Clear or specific mandate agreements
The CFB’s client may choose to issue, sell or purchase securities (e.g. shares) or take out a loan. The CFB is engaged to negotiate the transaction. If the CFB meets all the criteria for exemption (bearing in mind that for transaction in securities there need be no preparatory work) and you are satisfied there is a single supply, this is an exempt intermediary service. You may find that other companies are sub-contracted for their advisory services in the sale of the securities. Unless they themselves are responsible for bringing together the parties, their supply will be taxable.
Where the agreement is aborted and the services provided would have been exempt had the transaction gone through, the services remain exempt.
An open mandate arises when an organisation is engaged for its specialist skills, but it is not known at the time of engagement if there will be any specific exempt transaction. For example, a merchant bank could be asked to evaluate methods of refinancing the business and eventually decide that the best way to do so is by issuing shares in the company (an exempt item 6 transaction).

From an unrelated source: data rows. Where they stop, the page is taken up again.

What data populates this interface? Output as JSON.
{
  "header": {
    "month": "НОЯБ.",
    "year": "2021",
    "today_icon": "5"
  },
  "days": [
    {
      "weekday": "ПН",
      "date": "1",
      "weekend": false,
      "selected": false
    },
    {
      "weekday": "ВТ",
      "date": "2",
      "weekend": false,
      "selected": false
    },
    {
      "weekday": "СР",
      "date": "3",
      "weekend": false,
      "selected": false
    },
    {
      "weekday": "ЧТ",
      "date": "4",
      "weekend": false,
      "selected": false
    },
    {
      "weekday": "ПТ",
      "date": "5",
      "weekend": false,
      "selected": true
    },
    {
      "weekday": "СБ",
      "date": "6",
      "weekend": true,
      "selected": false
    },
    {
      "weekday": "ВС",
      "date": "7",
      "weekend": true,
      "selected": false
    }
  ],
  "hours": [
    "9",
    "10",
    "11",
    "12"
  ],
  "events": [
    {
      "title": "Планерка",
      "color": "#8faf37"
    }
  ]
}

The merchant bank offers advisory services under the agreement to evaluate methods of finance and these will be supplies for VAT purposes only when supplied for a consideration. These will be liable to VAT at the standard rate up until any such time as an exempt transaction is actually envisaged. This is a complex area and open to some debate because the point at which the services change from being advisory to intermediary in nature is often unclear.

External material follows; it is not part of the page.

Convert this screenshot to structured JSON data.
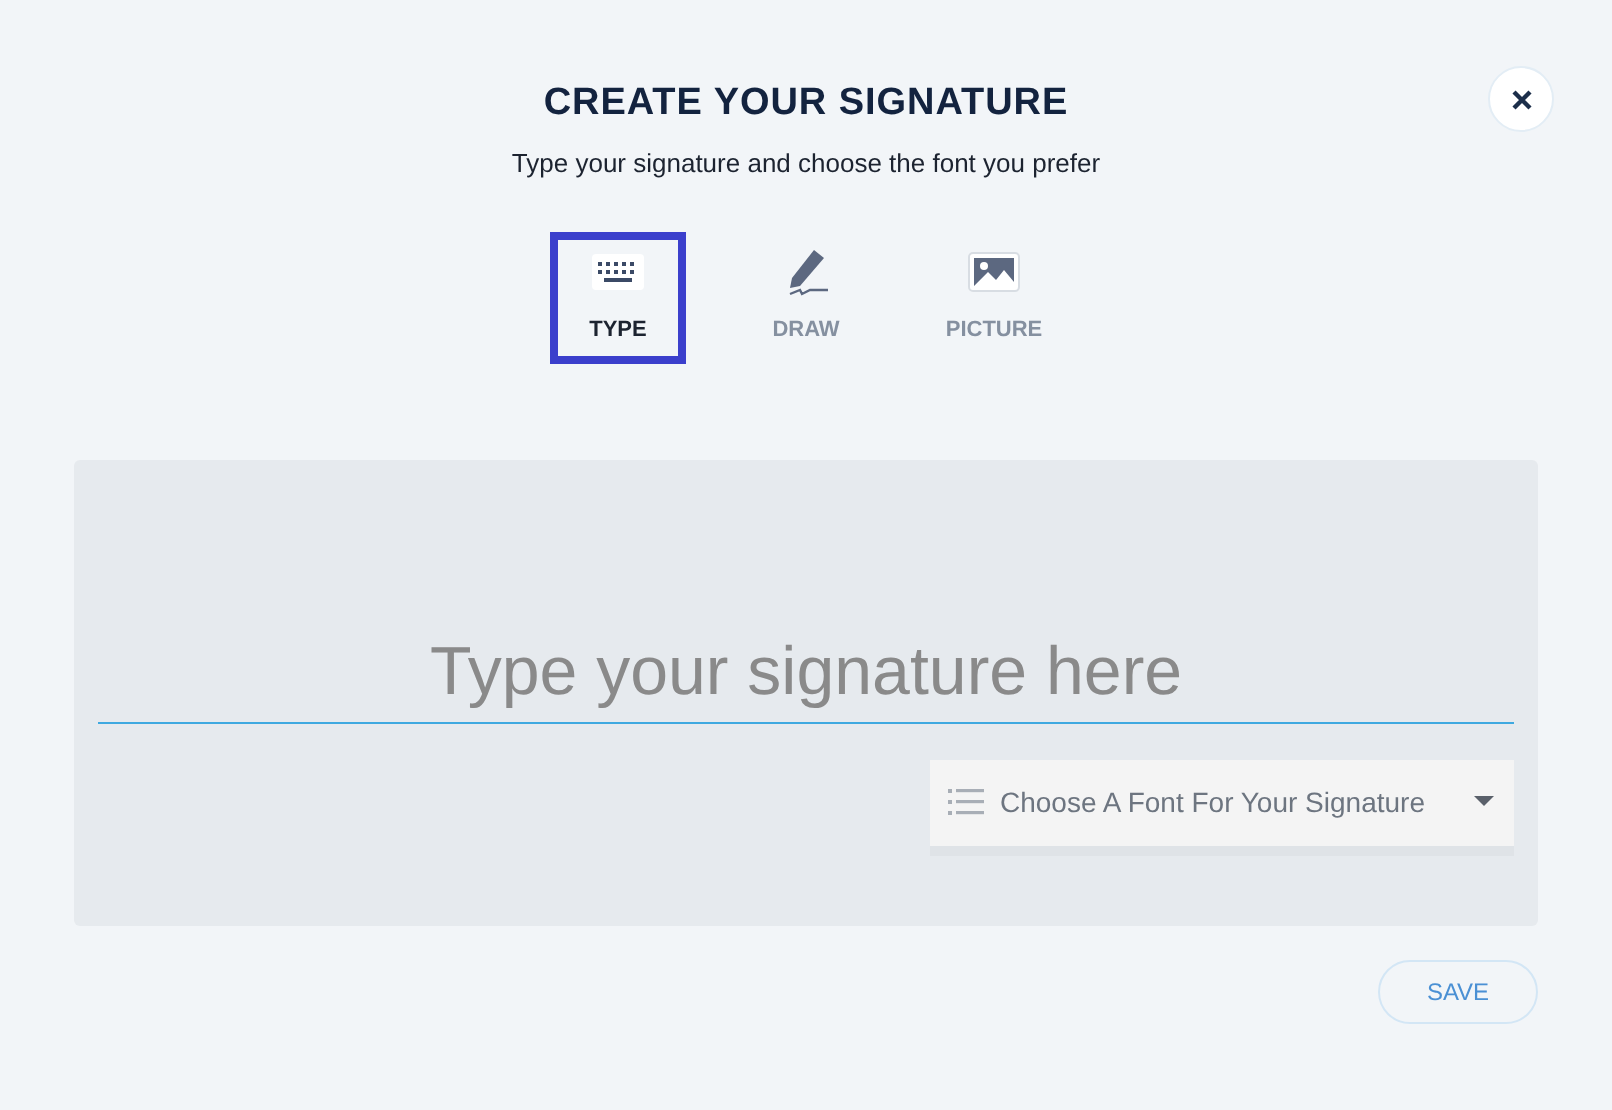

If the business subsequently decides to effect a transaction that is exempt (e.g. share issue), then the intermediary’s services will be exempt except to the extent that any specific charge for the advisory element may be identified (see VATFIN7220). It is important to look at how the services are supplied: there may be a new agreement with the bank outlining a change in engagement terms (in which case the advisory services supplied under the first agreement will be liable to VAT) or an exempt transaction will be envisaged from the outset, albeit that it is not known exactly which exempt transaction (with the advisory services seen as part of this single exempt supply).
You should always check the agreements etc to confirm the terms on which the CFB or any other organisation has been engaged.
Where the agreement is aborted, the liability depends on the nature of the service supplied. Exemption is not permitted for advisory services – only where work has specifically been undertaken in relation to an exempt supply (and provided all the criteria are met). If an exempt transaction was envisaged, and you can see that the work already carried out reflects this, the fee will be exempt regardless of whether or not the contract was concluded.
Services to a target company
A company may need to defend itself against a hostile take-over bid and engage another party to help deal with this. Such services are often advisory and will be taxable. However, as with the situation above, their services may involve raising capital (perhaps by issuing shares) or arranging a de-merger or sale of a subsidiary in order to defend the take-over. It is again important to examine precisely what is being supplied and contracts will help you do this. Where such services are supplied to a company in connection with an agreed bid, these may involve only advice (liable to VAT at the standard rate). However, it could be that the adviser eventually becomes involved as an intermediary for the take-over, for example, by setting up the terms and conditions for the final deal. Provided the criteria are met, such services would fall within the exemption.